A (partial) response to Viplav Baxi's "The Outcomes of our Educational Systems"

I'm responding to Viplav Baxi's post, The outcomes of our educational systems where he ponders over the relationships between educational systems, outcomes and the larger social/cultural contexts in which these systems and learners are embedded.  He asks:
Does a particular type of education system tend to produce the same outcome irrespective of the underlying environment?
Or is it that the underlying social, economic and political environment will cause pretty much any educational system to tend to produce the same outcomes?
Or is it that the outcomes emerge as a result of the interplay between the educational system and the components of the ecosystem it lives in?
The simple answer, of course, is 'yes' - in other words, 'all of the above - and more'. First, the one about, from General Systems Theory, the concepts of Equifinality and Multifinality: in complex, non-deterministic systems, the same antecedents can produce different consequences; also, the same the result can stem from different causes.  Second, while different societies might use similar terms for the problems their educational systems might be facing, they might, in fact, actually be referring to somewhat or significantly different problems. My experience is with K-12 as well as university ed in India and the US. The problems that are similar are because human beings are involved in both cases, and fundamental human behavior and needs are context invariant. Where the problems are different it is because the educational systems as well as the socio-cultural contexts are different.

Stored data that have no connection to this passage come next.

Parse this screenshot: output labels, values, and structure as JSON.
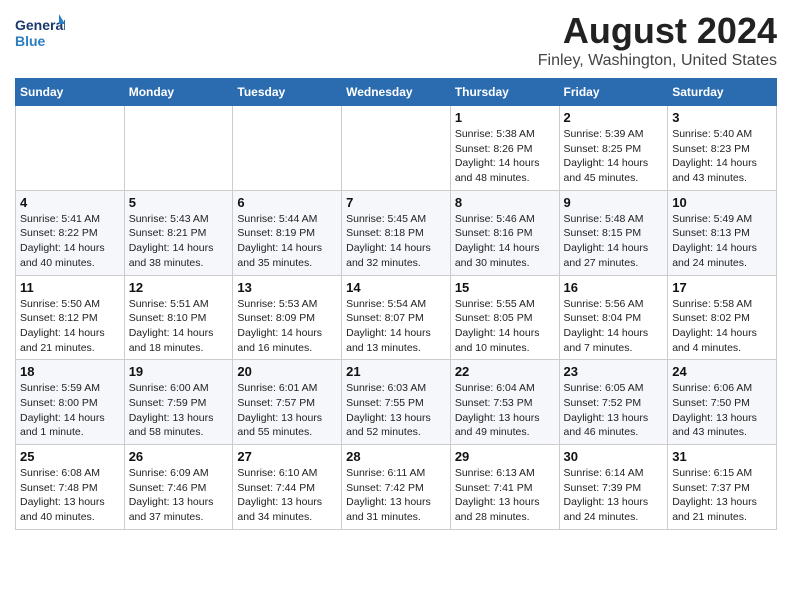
{
  "header": {
    "logo_line1": "General",
    "logo_line2": "Blue",
    "month": "August 2024",
    "location": "Finley, Washington, United States"
  },
  "weekdays": [
    "Sunday",
    "Monday",
    "Tuesday",
    "Wednesday",
    "Thursday",
    "Friday",
    "Saturday"
  ],
  "weeks": [
    [
      {
        "day": "",
        "detail": ""
      },
      {
        "day": "",
        "detail": ""
      },
      {
        "day": "",
        "detail": ""
      },
      {
        "day": "",
        "detail": ""
      },
      {
        "day": "1",
        "detail": "Sunrise: 5:38 AM\nSunset: 8:26 PM\nDaylight: 14 hours\nand 48 minutes."
      },
      {
        "day": "2",
        "detail": "Sunrise: 5:39 AM\nSunset: 8:25 PM\nDaylight: 14 hours\nand 45 minutes."
      },
      {
        "day": "3",
        "detail": "Sunrise: 5:40 AM\nSunset: 8:23 PM\nDaylight: 14 hours\nand 43 minutes."
      }
    ],
    [
      {
        "day": "4",
        "detail": "Sunrise: 5:41 AM\nSunset: 8:22 PM\nDaylight: 14 hours\nand 40 minutes."
      },
      {
        "day": "5",
        "detail": "Sunrise: 5:43 AM\nSunset: 8:21 PM\nDaylight: 14 hours\nand 38 minutes."
      },
      {
        "day": "6",
        "detail": "Sunrise: 5:44 AM\nSunset: 8:19 PM\nDaylight: 14 hours\nand 35 minutes."
      },
      {
        "day": "7",
        "detail": "Sunrise: 5:45 AM\nSunset: 8:18 PM\nDaylight: 14 hours\nand 32 minutes."
      },
      {
        "day": "8",
        "detail": "Sunrise: 5:46 AM\nSunset: 8:16 PM\nDaylight: 14 hours\nand 30 minutes."
      },
      {
        "day": "9",
        "detail": "Sunrise: 5:48 AM\nSunset: 8:15 PM\nDaylight: 14 hours\nand 27 minutes."
      },
      {
        "day": "10",
        "detail": "Sunrise: 5:49 AM\nSunset: 8:13 PM\nDaylight: 14 hours\nand 24 minutes."
      }
    ],
    [
      {
        "day": "11",
        "detail": "Sunrise: 5:50 AM\nSunset: 8:12 PM\nDaylight: 14 hours\nand 21 minutes."
      },
      {
        "day": "12",
        "detail": "Sunrise: 5:51 AM\nSunset: 8:10 PM\nDaylight: 14 hours\nand 18 minutes."
      },
      {
        "day": "13",
        "detail": "Sunrise: 5:53 AM\nSunset: 8:09 PM\nDaylight: 14 hours\nand 16 minutes."
      },
      {
        "day": "14",
        "detail": "Sunrise: 5:54 AM\nSunset: 8:07 PM\nDaylight: 14 hours\nand 13 minutes."
      },
      {
        "day": "15",
        "detail": "Sunrise: 5:55 AM\nSunset: 8:05 PM\nDaylight: 14 hours\nand 10 minutes."
      },
      {
        "day": "16",
        "detail": "Sunrise: 5:56 AM\nSunset: 8:04 PM\nDaylight: 14 hours\nand 7 minutes."
      },
      {
        "day": "17",
        "detail": "Sunrise: 5:58 AM\nSunset: 8:02 PM\nDaylight: 14 hours\nand 4 minutes."
      }
    ],
    [
      {
        "day": "18",
        "detail": "Sunrise: 5:59 AM\nSunset: 8:00 PM\nDaylight: 14 hours\nand 1 minute."
      },
      {
        "day": "19",
        "detail": "Sunrise: 6:00 AM\nSunset: 7:59 PM\nDaylight: 13 hours\nand 58 minutes."
      },
      {
        "day": "20",
        "detail": "Sunrise: 6:01 AM\nSunset: 7:57 PM\nDaylight: 13 hours\nand 55 minutes."
      },
      {
        "day": "21",
        "detail": "Sunrise: 6:03 AM\nSunset: 7:55 PM\nDaylight: 13 hours\nand 52 minutes."
      },
      {
        "day": "22",
        "detail": "Sunrise: 6:04 AM\nSunset: 7:53 PM\nDaylight: 13 hours\nand 49 minutes."
      },
      {
        "day": "23",
        "detail": "Sunrise: 6:05 AM\nSunset: 7:52 PM\nDaylight: 13 hours\nand 46 minutes."
      },
      {
        "day": "24",
        "detail": "Sunrise: 6:06 AM\nSunset: 7:50 PM\nDaylight: 13 hours\nand 43 minutes."
      }
    ],
    [
      {
        "day": "25",
        "detail": "Sunrise: 6:08 AM\nSunset: 7:48 PM\nDaylight: 13 hours\nand 40 minutes."
      },
      {
        "day": "26",
        "detail": "Sunrise: 6:09 AM\nSunset: 7:46 PM\nDaylight: 13 hours\nand 37 minutes."
      },
      {
        "day": "27",
        "detail": "Sunrise: 6:10 AM\nSunset: 7:44 PM\nDaylight: 13 hours\nand 34 minutes."
      },
      {
        "day": "28",
        "detail": "Sunrise: 6:11 AM\nSunset: 7:42 PM\nDaylight: 13 hours\nand 31 minutes."
      },
      {
        "day": "29",
        "detail": "Sunrise: 6:13 AM\nSunset: 7:41 PM\nDaylight: 13 hours\nand 28 minutes."
      },
      {
        "day": "30",
        "detail": "Sunrise: 6:14 AM\nSunset: 7:39 PM\nDaylight: 13 hours\nand 24 minutes."
      },
      {
        "day": "31",
        "detail": "Sunrise: 6:15 AM\nSunset: 7:37 PM\nDaylight: 13 hours\nand 21 minutes."
      }
    ]
  ]
}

Modern educational systems employed throughout the world bear a similarity - they are based on a paradigm that evolved in Europe in response to rapid industrialization over the past 200 years. The systems replaced learning paradigms that were developed natively and in context in all cultures. The ideal form learning process is one that is tuned to needs of each individual but such a system is unaffordable and not scalable for masses of learners. Hence modern educational systems are inherently compromised by design. An even more insidious problem with these systems is that were designed for largely stable learning environments where societal needs and structures did not change rapidly. We are are faced with a context where an inherently compromised educational system operates in a context that changes far more rapidly than the educational system is capable of adapting.

In a situation where an education system is out-of-sync with its context, the outcomes are naturally going to be determined by environmental forces.